Cette absence de compétition présente toutefois un revers, car elle réduit les critères externes d’évaluation. Le pratiquant doit alors s’appuyer davantage sur la qualité pédagogique, la régularité de l’entraînement et la diversité des partenaires. Les retours d’expérience disponibles montrent que ce format séduit les profils en recherche de maîtrise émotionnelle, mais qu’il peut laisser insatisfaits ceux qui privilégient classement, validation technique et confrontation sportive mesurable.
Quel équipement est recommandé pour débuter en art martial russe ?
L’équipement de départ dépend largement de la discipline et du contenu réel du cours. En systema, de nombreuses écoles acceptent une tenue sobre et fonctionnelle, composée d’un pantalon souple, d’un tee-shirt et de chaussures légères ou d’une pratique pieds nus selon le revêtement. L’absence de tenue officielle constitue un trait souvent mentionné, mais elle ne dispense pas des exigences minimales de sécurité et de liberté de mouvement.
Dans le sambo, la tenue est plus normative, avec la kurtka, le short et les chaussures spécifiques signalés par Roninwear. Dès qu’un club pratique le sambo combat, des protections supplémentaires peuvent s’imposer selon le règlement local et l’intensité des oppositions. Cette différence matérielle reflète l’écart entre une méthode à codification légère et une discipline sportive où l’uniformité facilite arbitrage, saisies et conformité technique.
Pour débuter, l’observation du protocole du club reste plus utile qu’une liste générique. Un entraînement centré sur la respiration, la mobilité et les déplacements n’exige pas le même matériel qu’une séance avec projections, frappes ou travail au sol intensif. Un équipement pertinent doit donc répondre à trois critères concrets, à savoir sécurité, amplitude articulaire et compatibilité avec les exercices réellement pratiqués.
Où trouver des cours et des fédérations reconnues en France ?
En France, les cours d’arts martiaux russes se trouvent principalement via les sites d’écoles, les annuaires associatifs locaux et les réseaux fédéraux pour les disciplines sportives.
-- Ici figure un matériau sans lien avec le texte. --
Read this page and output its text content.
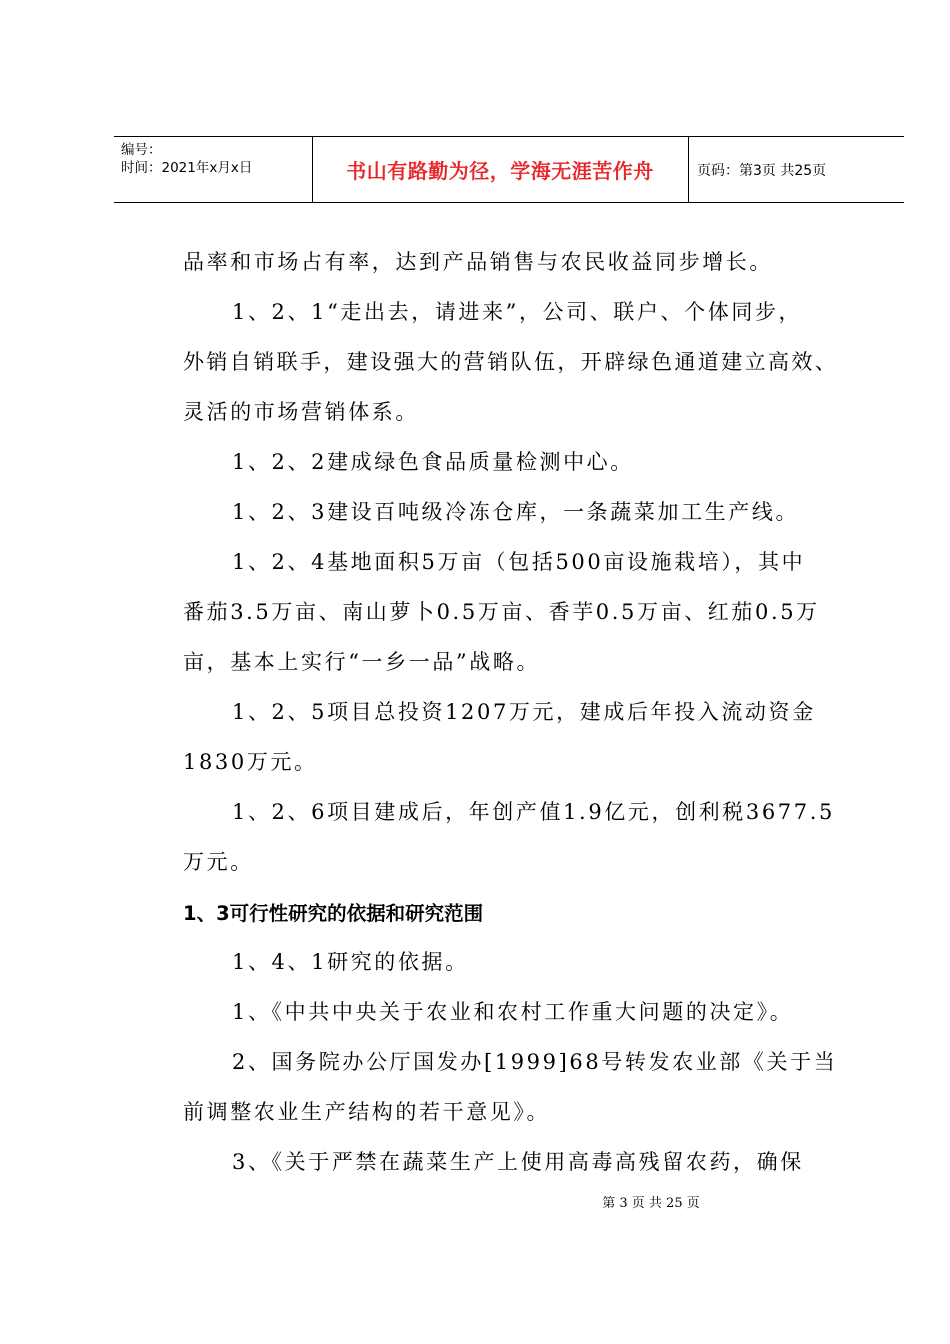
编号：
时间：2021年x月x日	书山有路勤为径，学海无涯苦作舟	页码：第3页 共25页
品率和市场占有率，达到产品销售与农民收益同步增长。
1、2、1“走出去，请进来”，公司、联户、个体同步，
外销自销联手，建设强大的营销队伍，开辟绿色通道建立高效、
灵活的市场营销体系。
1、2、2建成绿色食品质量检测中心。
1、2、3建设百吨级冷冻仓库，一条蔬菜加工生产线。
1、2、4基地面积5万亩（包括500亩设施栽培），其中
番茄3.5万亩、南山萝卜0.5万亩、香芋0.5万亩、红茄0.5万
亩，基本上实行“一乡一品”战略。
1、2、5项目总投资1207万元，建成后年投入流动资金
1830万元。
1、2、6项目建成后，年创产值1.9亿元，创利税3677.5
万元。
1、3可行性研究的依据和研究范围
1、4、1研究的依据。
1、《中共中央关于农业和农村工作重大问题的决定》。
2、国务院办公厅国发办[1999]68号转发农业部《关于当
前调整农业生产结构的若干意见》。
3、《关于严禁在蔬菜生产上使用高毒高残留农药，确保
第 3 页 共 25 页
France Bleu mentionnait en 2025 l’Académie Nîmoise de Self-Défense pour le systema, tandis que des structures comme Systema Kadian documentent plus précisément leur implantation, leur pédagogie et l’itinéraire de leurs instructeurs.
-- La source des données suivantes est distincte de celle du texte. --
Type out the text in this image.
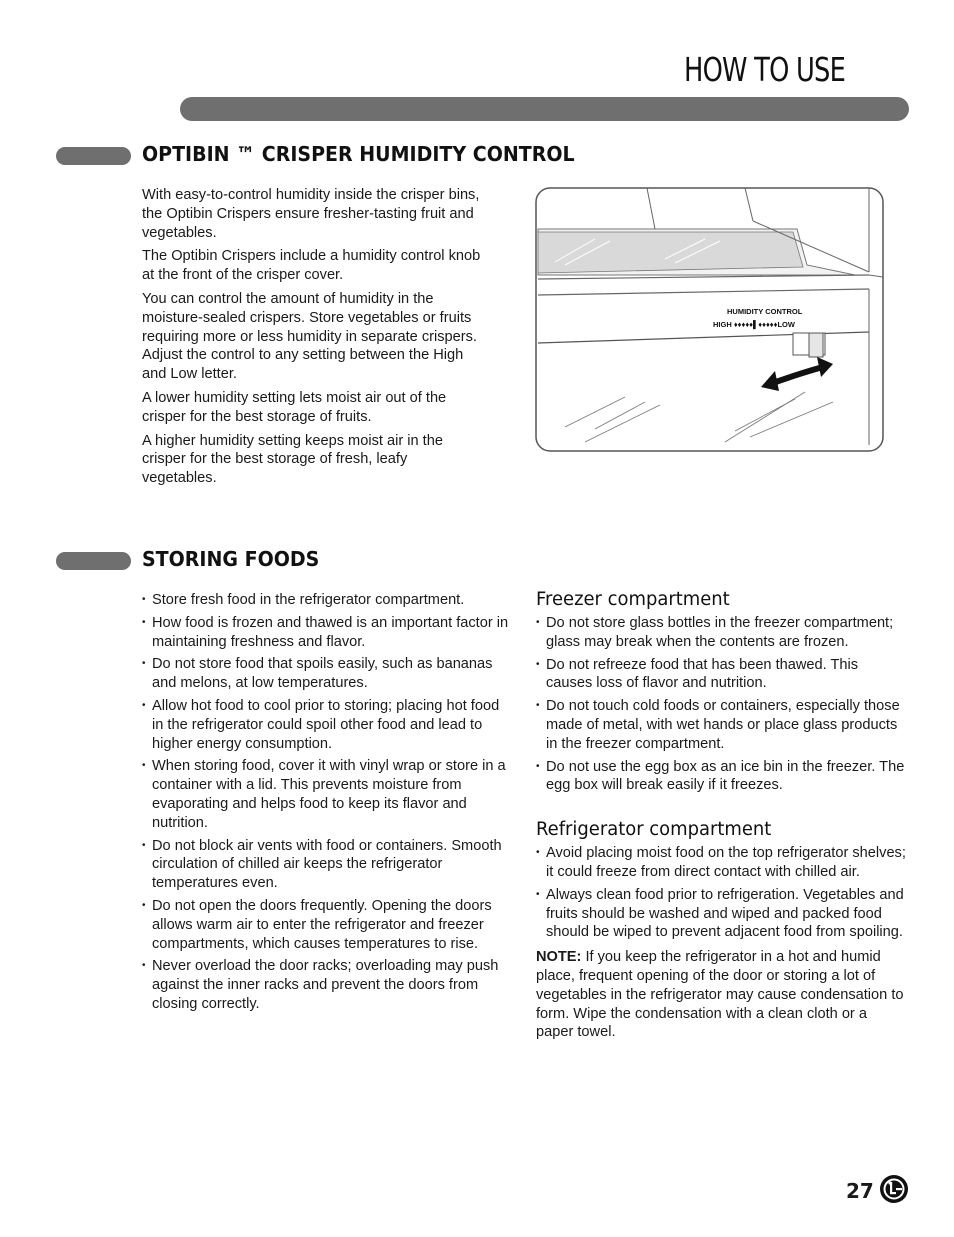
HOW TO USE
OPTIBIN ™ CRISPER HUMIDITY CONTROL

With easy-to-control humidity inside the crisper bins, the Optibin Crispers ensure fresher-tasting fruit and vegetables.

The Optibin Crispers include a humidity control knob at the front of the crisper cover.

You can control the amount of humidity in the moisture-sealed crispers. Store vegetables or fruits requiring more or less humidity in separate crispers. Adjust the control to any setting between the High and Low letter.

A lower humidity setting lets moist air out of the crisper for the best storage of fruits.

A higher humidity setting keeps moist air in the crisper for the best storage of fresh, leafy vegetables.

HUMIDITY CONTROL
HIGH ♦♦♦♦♦▌♦♦♦♦♦LOW
STORING FOODS
• Store fresh food in the refrigerator compartment.
• How food is frozen and thawed is an important factor in maintaining freshness and flavor.
• Do not store food that spoils easily, such as bananas and melons, at low temperatures.
• Allow hot food to cool prior to storing; placing hot food in the refrigerator could spoil other food and lead to higher energy consumption.
• When storing food, cover it with vinyl wrap or store in a container with a lid. This prevents moisture from evaporating and helps food to keep its flavor and nutrition.
• Do not block air vents with food or containers. Smooth circulation of chilled air keeps the refrigerator temperatures even.
• Do not open the doors frequently. Opening the doors allows warm air to enter the refrigerator and freezer compartments, which causes temperatures to rise.
• Never overload the door racks; overloading may push against the inner racks and prevent the doors from closing correctly.
Freezer compartment
• Do not store glass bottles in the freezer compartment; glass may break when the contents are frozen.
• Do not refreeze food that has been thawed. This causes loss of flavor and nutrition.
• Do not touch cold foods or containers, especially those made of metal, with wet hands or place glass products in the freezer compartment.
• Do not use the egg box as an ice bin in the freezer. The egg box will break easily if it freezes.
Refrigerator compartment
• Avoid placing moist food on the top refrigerator shelves; it could freeze from direct contact with chilled air.
• Always clean food prior to refrigeration. Vegetables and fruits should be washed and wiped and packed food should be wiped to prevent adjacent food from spoiling.
NOTE: If you keep the refrigerator in a hot and humid place, frequent opening of the door or storing a lot of vegetables in the refrigerator may cause condensation to form. Wipe the condensation with a clean cloth or a paper towel.
27
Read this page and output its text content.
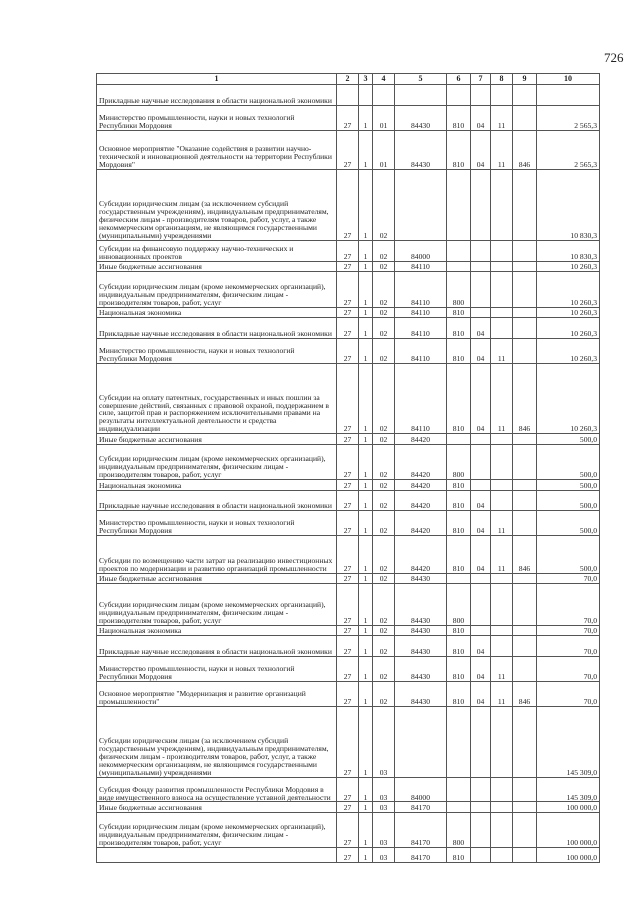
726
1	2	3	4	5	6	7	8	9	10
Прикладные научные исследования в области национальной экономики									
Министерство промышленности, науки и новых технологий Республики Мордовия	27	1	01	84430	810	04	11		2 565,3
Основное мероприятие "Оказание содействия в развитии научно-технической и инновационной деятельности на территории Республики Мордовия"	27	1	01	84430	810	04	11	846	2 565,3
Субсидии юридическим лицам (за исключением субсидий государственным учреждениям), индивидуальным предпринимателям, физическим лицам - производителям товаров, работ, услуг, а также некоммерческим организациям, не являющимся государственными (муниципальными) учреждениями	27	1	02						10 830,3
Субсидии на финансовую поддержку научно-технических и инновационных проектов	27	1	02	84000					10 830,3
Иные бюджетные ассигнования	27	1	02	84110					10 260,3
Субсидии юридическим лицам (кроме некоммерческих организаций), индивидуальным предпринимателям, физическим лицам - производителям товаров, работ, услуг	27	1	02	84110	800				10 260,3
Национальная экономика	27	1	02	84110	810				10 260,3
Прикладные научные исследования в области национальной экономики	27	1	02	84110	810	04			10 260,3
Министерство промышленности, науки и новых технологий Республики Мордовия	27	1	02	84110	810	04	11		10 260,3
Субсидии на оплату патентных, государственных и иных пошлин за совершение действий, связанных с правовой охраной, поддержанием в силе, защитой прав и распоряжением исключительными правами на результаты интеллектуальной деятельности и средства индивидуализации	27	1	02	84110	810	04	11	846	10 260,3
Иные бюджетные ассигнования	27	1	02	84420					500,0
Субсидии юридическим лицам (кроме некоммерческих организаций), индивидуальным предпринимателям, физическим лицам - производителям товаров, работ, услуг	27	1	02	84420	800				500,0
Национальная экономика	27	1	02	84420	810				500,0
Прикладные научные исследования в области национальной экономики	27	1	02	84420	810	04			500,0
Министерство промышленности, науки и новых технологий Республики Мордовия	27	1	02	84420	810	04	11		500,0
Субсидии по возмещению части затрат на реализацию инвестиционных проектов по модернизации и развитию организаций промышленности	27	1	02	84420	810	04	11	846	500,0
Иные бюджетные ассигнования	27	1	02	84430					70,0
Субсидии юридическим лицам (кроме некоммерческих организаций), индивидуальным предпринимателям, физическим лицам - производителям товаров, работ, услуг	27	1	02	84430	800				70,0
Национальная экономика	27	1	02	84430	810				70,0
Прикладные научные исследования в области национальной экономики	27	1	02	84430	810	04			70,0
Министерство промышленности, науки и новых технологий Республики Мордовия	27	1	02	84430	810	04	11		70,0
Основное мероприятие "Модернизация и развитие организаций промышленности"	27	1	02	84430	810	04	11	846	70,0
Субсидии юридическим лицам (за исключением субсидий государственным учреждениям), индивидуальным предпринимателям, физическим лицам - производителям товаров, работ, услуг, а также некоммерческим организациям, не являющимся государственными (муниципальными) учреждениями	27	1	03						145 309,0
Субсидия Фонду развития промышленности Республики Мордовия в виде имущественного взноса на осуществление уставной деятельности	27	1	03	84000					145 309,0
Иные бюджетные ассигнования	27	1	03	84170					100 000,0
Субсидии юридическим лицам (кроме некоммерческих организаций), индивидуальным предпринимателям, физическим лицам - производителям товаров, работ, услуг	27	1	03	84170	800				100 000,0
	27	1	03	84170	810				100 000,0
Pour le sambo, la recherche passe plus naturellement par les fédérations et clubs affiliés à des circuits de compétition, où les calendriers, licences et règlements restent plus faciles à vérifier. Cette voie facilite l’identification d’un cadre reconnu, d’autant que le sambo dispose d’une visibilité internationale plus structurée que le systema. En revanche, pour les systèmes confidentiels comme le ROSS ou l’ARB, l’offre française demeure plus dispersée et moins lisible.
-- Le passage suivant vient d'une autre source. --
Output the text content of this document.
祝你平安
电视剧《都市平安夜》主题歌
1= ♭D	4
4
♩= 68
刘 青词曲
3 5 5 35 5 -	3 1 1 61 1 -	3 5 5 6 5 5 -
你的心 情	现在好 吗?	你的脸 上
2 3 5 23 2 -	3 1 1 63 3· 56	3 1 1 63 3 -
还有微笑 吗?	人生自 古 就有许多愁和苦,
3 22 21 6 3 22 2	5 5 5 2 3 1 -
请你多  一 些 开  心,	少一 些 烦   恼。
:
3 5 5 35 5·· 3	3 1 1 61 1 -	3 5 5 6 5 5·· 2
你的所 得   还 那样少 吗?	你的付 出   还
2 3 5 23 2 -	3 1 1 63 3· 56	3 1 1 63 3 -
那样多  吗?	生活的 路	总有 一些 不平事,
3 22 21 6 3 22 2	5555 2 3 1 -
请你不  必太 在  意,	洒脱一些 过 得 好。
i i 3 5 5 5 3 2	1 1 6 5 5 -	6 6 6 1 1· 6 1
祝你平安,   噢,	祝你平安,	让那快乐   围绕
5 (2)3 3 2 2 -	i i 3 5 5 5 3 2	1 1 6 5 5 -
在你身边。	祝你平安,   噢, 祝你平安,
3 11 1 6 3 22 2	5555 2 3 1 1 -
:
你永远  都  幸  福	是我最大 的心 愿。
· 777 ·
Une cartographie fiable suppose donc de distinguer trois niveaux, à savoir écoles indépendantes, associations locales et organisations sportives plus institutionnelles. Pour un professionnel ou un pratiquant avancé, la consultation des biographies d’instructeurs, des publications datées et des programmes de stages permet d’évaluer la continuité de la transmission, la spécialisation réelle du club et son degré d’intégration dans un réseau national ou international identifiable.
Le champ des arts martiaux russes réunit des logiques très différentes, depuis le systema, fondé sur l’adaptation et l’absence de codification forte, jusqu’au sambo, structuré par la compétition et un règlement explicite. L’enjeu principal consiste à distinguer récits historiques, usages institutionnels et pratiques effectivement proposées en club, car la valeur d’une école dépend moins de l’étiquette revendiquée que de la traçabilité pédagogique, du cadre de sécurité et de l’adéquation entre objectifs annoncés et contenu réel.